Logo

Perbaiki Ekosistem Setu, Masyarakat Desa Cicadas Belajar Entomologi

Bogor (15/8), Masyarakat Desa Cicadas, Kecamatan Gunung Putri, Kabupaten Bogor, menggelar kegiatan sekolah setu di sekitar Setu Citongtut. Kegiatan ini merupakan rangkaian dari Setu Learning Center yang diinisiasi oleh Yayasan Tunas Tani Mandiri (Nastari) sebagai media untuk memperkuat kapasitas para pihak dalam mengelola ekosistem setu.

Sekolah setu yang dilaksanakan pada Hari Minggu (15/8) merupakan pertemuan yang kedua. Pertemuan sebelumnya, sekolah setu dilakukan dengan mengangkat tema kualitas air. Wahyu Ridwan Nanta, Fasilitator Sekolah Setu, mengungkapkan bahwa pada pertemuan kedua ini peserta sekolah setu akan belajar mengenai keanekaragaman hayati sebagai bioindikator ekosistem setu.

”Tema sekolah setu kali ini adalah keanekaragaman hayati sebagai bioindikator ekosistem setu. Setelah pertemuan sebelumnya mengamati komponen fisik setu yaitu kualitas air, pertemuan kali ini akan mengamati komponen biologisnya.”, Ujar Nanta.

Kegiatan yang dilakukan selama dua hari ini terbagi menjadi 2 agenda yaitu pengamatan herpetofauna dan serangga nocturnal pada malam hari serta pengamatan pohon besar, ikan, dan serangga di pagi hingga siang hari. Setalah pengamatan, peserta sekolah setu akan mempresentasikan hasil temuannya. Eka, salah satu peserta sekolah setu, mengungkapkan bahwa kelompoknya menemukan 12 jenis serangga dari berbagai habitat kemudian memvisualisasikannya dalam bentuk gambar.

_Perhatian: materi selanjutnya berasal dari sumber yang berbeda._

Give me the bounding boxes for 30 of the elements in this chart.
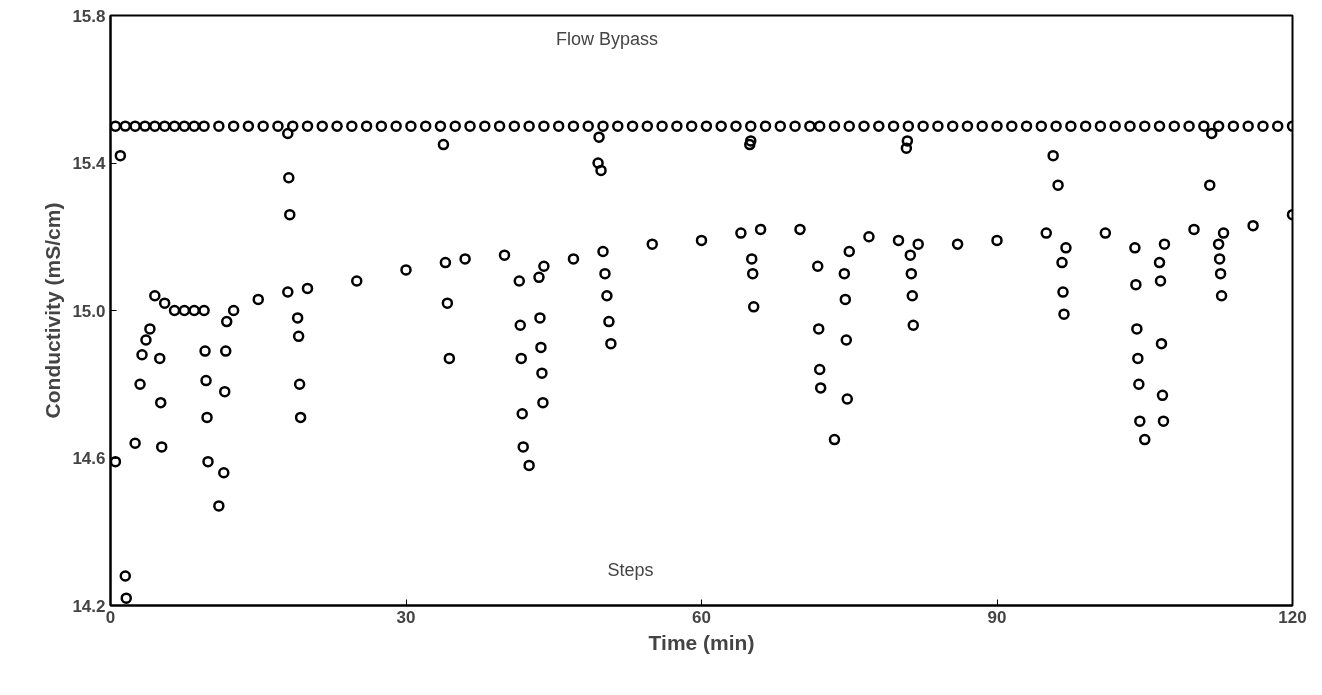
point (1052, 179, 1064, 191)
x-tick-label: 0 (105, 607, 116, 627)
point (1205, 127, 1218, 140)
point (900, 142, 913, 154)
y-tick-label: 15.0 (72, 301, 106, 321)
x-tick-label: 90 (987, 607, 1007, 627)
point (284, 208, 296, 221)
point (593, 131, 605, 143)
x-axis-title: Time (min) (648, 630, 755, 654)
y-tick-label: 14.6 (72, 449, 106, 468)
y-axis-title: Conductivity (mS/cm) (41, 202, 65, 419)
annotation: Steps (607, 560, 654, 581)
point (283, 172, 295, 184)
x-tick-label: 120 (1278, 607, 1307, 627)
point (282, 127, 294, 140)
annotation: Flow Bypass (555, 29, 658, 50)
point (437, 138, 450, 151)
point (592, 157, 604, 169)
point (1047, 149, 1059, 162)
point (114, 149, 127, 162)
y-tick-label: 15.8 (72, 6, 106, 26)
point (744, 138, 756, 151)
y-tick-label: 15.4 (72, 154, 107, 173)
point (745, 135, 757, 147)
x-tick-label: 60 (692, 607, 711, 627)
point (1204, 179, 1216, 191)
x-tick-label: 30 (396, 607, 416, 627)
y-tick-label: 14.2 (72, 596, 106, 616)
point (595, 164, 607, 177)
point (901, 135, 914, 147)
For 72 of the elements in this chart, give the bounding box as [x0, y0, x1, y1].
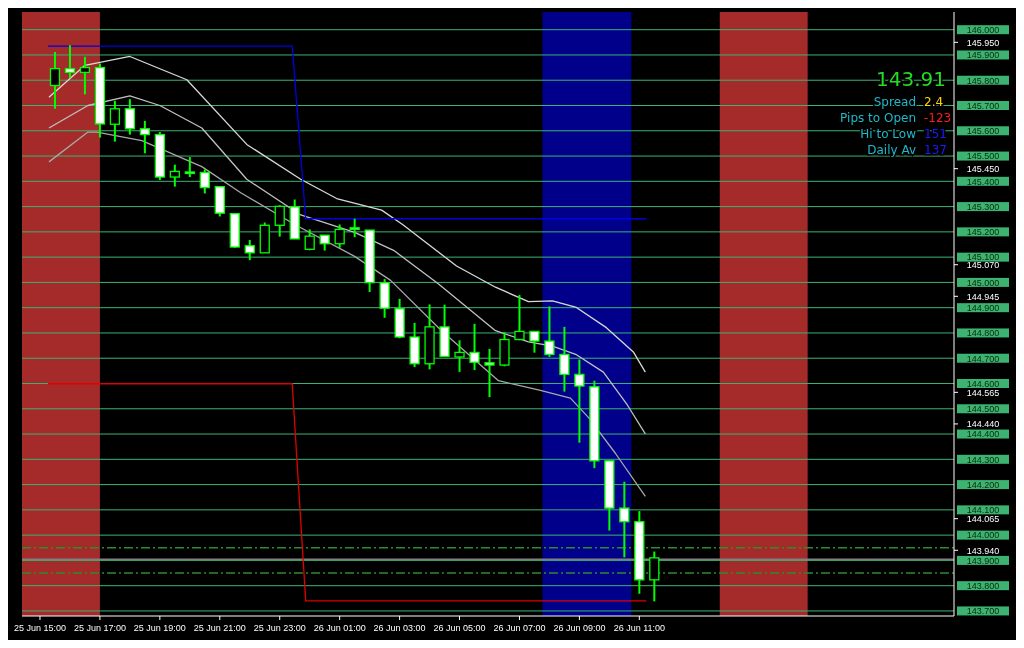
candlestick: [544, 305, 555, 358]
y2-tick-label: 145.070: [966, 260, 1000, 271]
x-tick-label: 25 Jun 19:00: [133, 623, 186, 633]
candlestick: [124, 98, 136, 136]
annotation: Pips to Open: [840, 111, 916, 125]
candlestick: [139, 119, 151, 155]
y2-tick-label: 145.450: [966, 163, 1000, 174]
y2-tick-label: 144.065: [966, 514, 1000, 524]
y-tick-label: 143.900: [966, 555, 1000, 566]
y-tick-label: 145.300: [966, 201, 1000, 212]
candlestick: [109, 99, 121, 143]
candlestick: [169, 163, 180, 188]
y-tick-label: 143.700: [966, 606, 1000, 617]
annotation: Daily Av: [867, 143, 916, 157]
y-tick-label: 144.200: [966, 479, 1000, 490]
candlestick: [484, 347, 495, 399]
y2-tick-label: 145.950: [966, 37, 1000, 48]
x-tick-label: 26 Jun 03:00: [373, 623, 426, 633]
y-tick-label: 145.600: [966, 126, 1000, 137]
candlestick: [49, 50, 61, 110]
x-tick-label: 26 Jun 07:00: [493, 623, 546, 633]
annotation: -123: [924, 111, 952, 125]
candlestick: [79, 55, 91, 96]
y-tick-label: 145.100: [966, 252, 1000, 263]
y-tick-label: 145.700: [966, 100, 1000, 111]
y-tick-label: 144.800: [966, 328, 1000, 339]
y2-tick-label: 144.945: [966, 291, 1000, 302]
y-tick-label: 144.100: [966, 505, 1000, 516]
candlestick: [574, 358, 585, 444]
candlestick: [619, 480, 630, 559]
y-tick-label: 143.800: [966, 580, 1000, 591]
candlestick: [514, 294, 525, 342]
y-tick-label: 145.800: [966, 75, 1000, 86]
candlestick: [199, 168, 210, 195]
y2-tick-label: 144.565: [966, 387, 1000, 398]
x-tick-label: 26 Jun 09:00: [553, 623, 606, 633]
y-tick-label: 145.000: [966, 277, 1000, 288]
y-tick-label: 145.500: [966, 151, 1000, 162]
x-tick-label: 25 Jun 17:00: [73, 623, 126, 633]
x-tick-label: 26 Jun 01:00: [313, 623, 366, 633]
x-tick-label: 25 Jun 21:00: [193, 623, 246, 633]
candlestick: [184, 156, 195, 179]
annotation: 151: [924, 127, 947, 141]
y-tick-label: 145.900: [966, 50, 1000, 61]
y-tick-label: 144.900: [966, 302, 1000, 313]
y-tick-label: 145.200: [966, 227, 1000, 238]
x-tick-label: 25 Jun 15:00: [13, 623, 66, 633]
annotation: 137: [924, 143, 947, 157]
candlestick: [559, 325, 570, 393]
y-tick-label: 144.300: [966, 454, 1000, 465]
candlestick: [244, 238, 255, 262]
annotation: Hi to Low: [860, 127, 917, 141]
y-tick-label: 146.000: [966, 24, 1000, 35]
x-tick-label: 26 Jun 05:00: [433, 623, 486, 633]
candlestick: [529, 330, 540, 354]
candlestick: [349, 217, 360, 239]
candlestick: [469, 322, 480, 372]
y-tick-label: 144.400: [966, 429, 1000, 440]
candlestick: [274, 204, 285, 238]
candlestick: [64, 44, 76, 79]
candlestick: [334, 223, 345, 249]
y-tick-label: 144.000: [966, 530, 1000, 541]
y2-tick-label: 144.440: [966, 419, 1000, 430]
candlestick: [454, 339, 465, 373]
y-tick-label: 145.400: [966, 176, 1000, 187]
x-tick-label: 25 Jun 23:00: [253, 623, 306, 633]
candlestick: [649, 550, 660, 603]
y-tick-label: 144.600: [966, 378, 1000, 389]
x-tick-label: 26 Jun 11:00: [613, 623, 666, 633]
y-tick-label: 144.700: [966, 353, 1000, 364]
y-tick-label: 144.500: [966, 404, 1000, 415]
y2-tick-label: 143.940: [966, 545, 1000, 556]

”Kami menemukan 12 jenis serangga dari tanah, tanaman, dan air. Setelah itu kami amati dan kami gambar dengan detail hingga mengetahui bagian-bagian tubuh serangga.”

Yayasan Nastari juga melibatkan tiga mahasiswa Program Studi Entomologi, Departemen Proteksi Tanaman - IPB University yaitu: Prayogo Probo Asmoro, Lidia Sari, dan Marich Nur Maqsalina untuk memberikan pengayaan terkait temuan dari pengamatan serangga di lapangan. Prayogo memberikan penjelasan mengenai fungsi ekologis serangga dan pentingnya keseimbangan populasi dalam ekosistem setu.

”Ada serangga yang berperan sebagai fitofag atau pemakan tumbuhan, musuh alami, dekomposer seperti lalat, polinator seperti lebah, dan vektor. Populasi dari berbagai peran serangga ini perlu seimbang agar tidak ada ledakan yang mengganggu keseimbangan ekosistem setu.”. Ungkap Prayogo.

Menurut Prayogo, serangga yang ditemukan juga bisa menjadi indikator ekosistem sehat di setu. Namun demikian, Prayogo menyebut bahwa perlu upaya-upaya khusus untuk terus meningkatkan kualitas ekosistem setu agar semua pihak dapat merasakan manfaatnya.

”Kami tidak menemukan serangga air yang biasa menjadi bioindikator air bersih, dari sini bisa kita lihat bagaimana keadaan ekosistem setu. Perlu dilakukan upaya-upaya untuk meningkatkan kesehatan ekosistem setu. Kalau ekosistem sehat, serangga air melimpah, ikan-ikan memiliki pakan yang cukup, sehingga bisa menjadi menafaat ekonomi bagi masyarakat sekitar.” Ujar Prayogo.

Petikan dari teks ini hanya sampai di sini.